Europa kann es also nicht „schaffen“, wie Merkel glaubt?
Ich glaube nicht, dass Multikulti in den meisten europäischen Ländern funktioniert. Und auch Deutschland sieht das nach den Ereignissen in Köln wohl ein. Wir wissen aus der Geschichte, dass Nationen und ihre Reiche oft sehr schnell zusammenbrechen können. Europa riskiert im Moment seine eigene Auflösung.
Die Briten drohen jetzt auch noch mit dem Brexit. Sie dürfen beim Referendum abstimmen, haben Sie sich schon entschieden?
Ich werde für den Verbleib Großbritanniens in der EU stimmen. Die wirtschaftlichen Risiken eines Austritts sind einfach zu groß. Außerdem würde London nach einem Austritt an Einfluss verlieren, müsste sich aber doch an die meisten Regeln der EU halten.
Auch Amerika steht mit den Präsidentschaftswahlen vor großen Veränderungen. Wie erklären Sie das Phänomen Donald Trump?

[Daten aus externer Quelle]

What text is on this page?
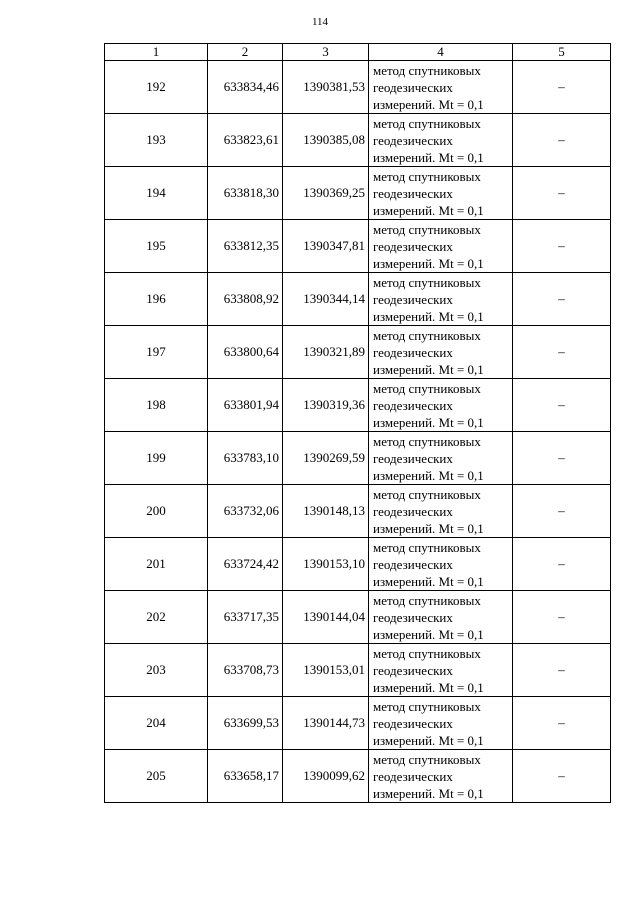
114
1	2	3	4	5
192	633834,46	1390381,53	метод спутниковых
геодезических
измерений. Mt = 0,1	–
193	633823,61	1390385,08	метод спутниковых
геодезических
измерений. Mt = 0,1	–
194	633818,30	1390369,25	метод спутниковых
геодезических
измерений. Mt = 0,1	–
195	633812,35	1390347,81	метод спутниковых
геодезических
измерений. Mt = 0,1	–
196	633808,92	1390344,14	метод спутниковых
геодезических
измерений. Mt = 0,1	–
197	633800,64	1390321,89	метод спутниковых
геодезических
измерений. Mt = 0,1	–
198	633801,94	1390319,36	метод спутниковых
геодезических
измерений. Mt = 0,1	–
199	633783,10	1390269,59	метод спутниковых
геодезических
измерений. Mt = 0,1	–
200	633732,06	1390148,13	метод спутниковых
геодезических
измерений. Mt = 0,1	–
201	633724,42	1390153,10	метод спутниковых
геодезических
измерений. Mt = 0,1	–
202	633717,35	1390144,04	метод спутниковых
геодезических
измерений. Mt = 0,1	–
203	633708,73	1390153,01	метод спутниковых
геодезических
измерений. Mt = 0,1	–
204	633699,53	1390144,73	метод спутниковых
геодезических
измерений. Mt = 0,1	–
205	633658,17	1390099,62	метод спутниковых
геодезических
измерений. Mt = 0,1	–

Populismus ist die typische Reaktion auf eine wirtschaftliche Krise. Seit der Finanzkrise haben wir das in verschiedenen Formen diesseits und jenseits des Atlantiks gesehen. In den USA ist der Populismus meist mehr auf der rechten Seite des politischen Spektrums verankert. Desillusionierte Konservative in den USA suchen schon seit dem Entstehen der „Tea Party“ nach einem politischen Führer. Trump füllt diese Rolle bislang sehr gut aus. Ich glaube dennoch nicht, dass er der Präsidentschaftskandidat der Republikaner wird.
Warum nicht?
Weil er bei den jetzt beginnenden Vorwahlen nicht dauerhaft gute Ergebnisse einfahren kann. Er ist zum Beispiel sehr schwach im Westen der USA. Außerdem sind seine größten Anhänger Leute, die normalerweise nicht zur Wahl gehen.
Wie beurteilen Sie die Präsidentschaft Obamas, der jetzt fast am Ende seiner Amtszeit ist?
Es war eine desaströse Präsidentschaft. Seine Strategie im Mittleren Osten ist in der Geschichte der amerikanischen Außenpolitik ein Tiefpunkt. Seine Politik hat dazu geführt, dass drei Staaten zusammengebrochen und im religiösen Bürgerkrieg versunken sind. Sie als Deutscher müssen jetzt die Folgen dieser Politik mit der Flüchtlingskrise ausbaden.
Die Stimmung vieler Teilnehmer des Weltwirtschaftsforums hier in Davos ist ziemlich trüb. Jetzt sind auch noch die Aktienmärkte weltweit eingebrochen. Gehören Sie auch zu den Pessimisten?
Ich habe einen vierjährigen Sohn, der gerade mit Lego-Bausteinen spielt. Er baut erst eine Mauer, dann eine zweite, wobei die erste dabei wieder kaputtgeht. Und so geht das über eine lange Zeit. Das Haus, das er bauen möchte, wird nicht richtig fertig. Das ist eine treffende Analogie für die Weltwirtschaftspolitik, sie ist ein ewiges Flickwerk. Sei es bei der Bankenrettung in Amerika oder beim Schuldenabbau in Europa. Seit der Finanzkrise habe ich aufgehört, mit Optimismus auf die Weltwirtschaft zu blicken.